56 Up returns to our screens

56 Up subject Sue Davis aged 21: but how will she look now?

Michael Apted’s groundbreaking documentary, which has interviewed a group of Britons every seven years since they were seven years old, is now half a century in the making.

The show, called Seven Up!, was never designed as a long-running venture, but it proved so popular that the programme makers returned to the subjects when they were 14, again when they were 21, and so on. And now they’re 56.

The show was based on the motto, ‘Give me a child until he is seven, and I will give you the man’ – and it's a truly ground-breaking piece of television. It’s still impossible to watch the very first series, which is full of little boys with dreams of being astronauts and jockeys, without welling up. Discovering what's happened to them, and that the life paths have included homelessness, heartache and disappointment, is just as affecting.

The 14 children who took part in the first programme were chosen in a very deliberate attempt to represent different social classes in the 1960s, with plummy-voiced public school boys (one of whom declared that he liked to read the Financial Times), being pitched against street-wise Cockney kids.

Sue Davis was one of three friends at an East London primary school chosen, presumably, to represent the more gritty side of British life. She is pragmatic over the mixed hand life has dealt her so far. Although her first marriage didn’t work out, and she had to struggle for years as a single mother, she now has a job as an administrator at Queen Mary, University of London. She’s moved out of the East End to leafy Essex and owns her own home.
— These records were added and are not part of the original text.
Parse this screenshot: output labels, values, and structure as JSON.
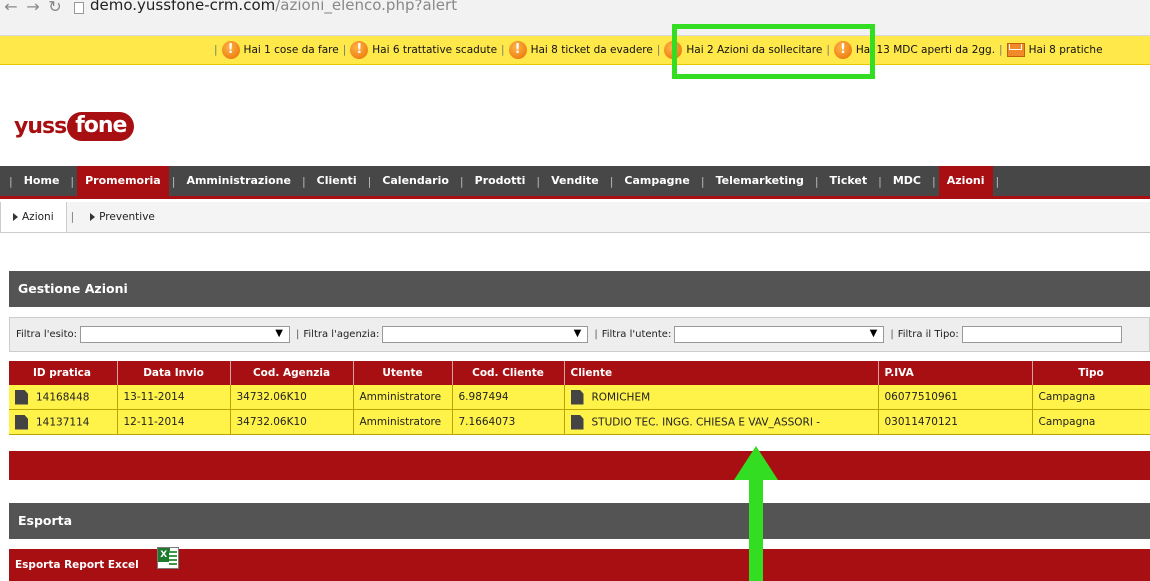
{
  "browser": {
    "url_host": "demo.yussfone-crm.com",
    "url_path": "/azioni_elenco.php?alert"
  },
  "alerts": [
    {
      "icon": "exclamation-icon",
      "text": "Hai 1 cose da fare"
    },
    {
      "icon": "exclamation-icon",
      "text": "Hai 6 trattative scadute"
    },
    {
      "icon": "exclamation-icon",
      "text": "Hai 8 ticket da evadere"
    },
    {
      "icon": "exclamation-icon",
      "text": "Hai 2 Azioni da sollecitare"
    },
    {
      "icon": "exclamation-icon",
      "text": "Hai 13 MDC aperti da 2gg."
    },
    {
      "icon": "mail-icon",
      "text": "Hai 8 pratiche"
    }
  ],
  "logo": {
    "part1": "yuss",
    "part2": "fone"
  },
  "main_menu": {
    "items": [
      "Home",
      "Promemoria",
      "Amministrazione",
      "Clienti",
      "Calendario",
      "Prodotti",
      "Vendite",
      "Campagne",
      "Telemarketing",
      "Ticket",
      "MDC",
      "Azioni"
    ],
    "active": [
      "Promemoria",
      "Azioni"
    ]
  },
  "sub_menu": {
    "items": [
      "Azioni",
      "Preventive"
    ],
    "active": "Azioni"
  },
  "gestione": {
    "title": "Gestione Azioni"
  },
  "filters": [
    {
      "label": "Filtra l'esito:",
      "value": ""
    },
    {
      "label": "Filtra l'agenzia:",
      "value": ""
    },
    {
      "label": "Filtra l'utente:",
      "value": ""
    },
    {
      "label": "Filtra il Tipo:",
      "value": ""
    }
  ],
  "table": {
    "headers": [
      "ID pratica",
      "Data Invio",
      "Cod. Agenzia",
      "Utente",
      "Cod. Cliente",
      "Cliente",
      "P.IVA",
      "Tipo"
    ],
    "rows": [
      [
        "14168448",
        "13-11-2014",
        "34732.06K10",
        "Amministratore",
        "6.987494",
        "ROMICHEM",
        "06077510961",
        "Campagna"
      ],
      [
        "14137114",
        "12-11-2014",
        "34732.06K10",
        "Amministratore",
        "7.1664073",
        "STUDIO TEC. INGG. CHIESA E VAV_ASSORI -",
        "03011470121",
        "Campagna"
      ]
    ]
  },
  "esporta": {
    "title": "Esporta",
    "report_label": "Esporta Report Excel"
  },
  "colors": {
    "brand_red": "#a80f12",
    "alert_yellow": "#ffe84a",
    "row_yellow": "#fff34a",
    "header_grey": "#545454",
    "highlight_green": "#33dd22"
  }
}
Tony Walker – who wanted to be a jockey – ended up driving cabs but moonlighting as a TV extra. The series producer, Michael Apted, once revealed that he thought Tony would end up in jail. In 35 Up Tony admitted his struggles with a monogamous relationship and by 42 Up he had famously confessed to cheating on his wife, Debbie, who chose to stand by him. 49 Up showed them as grandparents and proud owners of a house in Spain.

What started out as a programme about class has morphed into TV’s longest-running soap. You can catch it on ITV1 tonight at 9pm.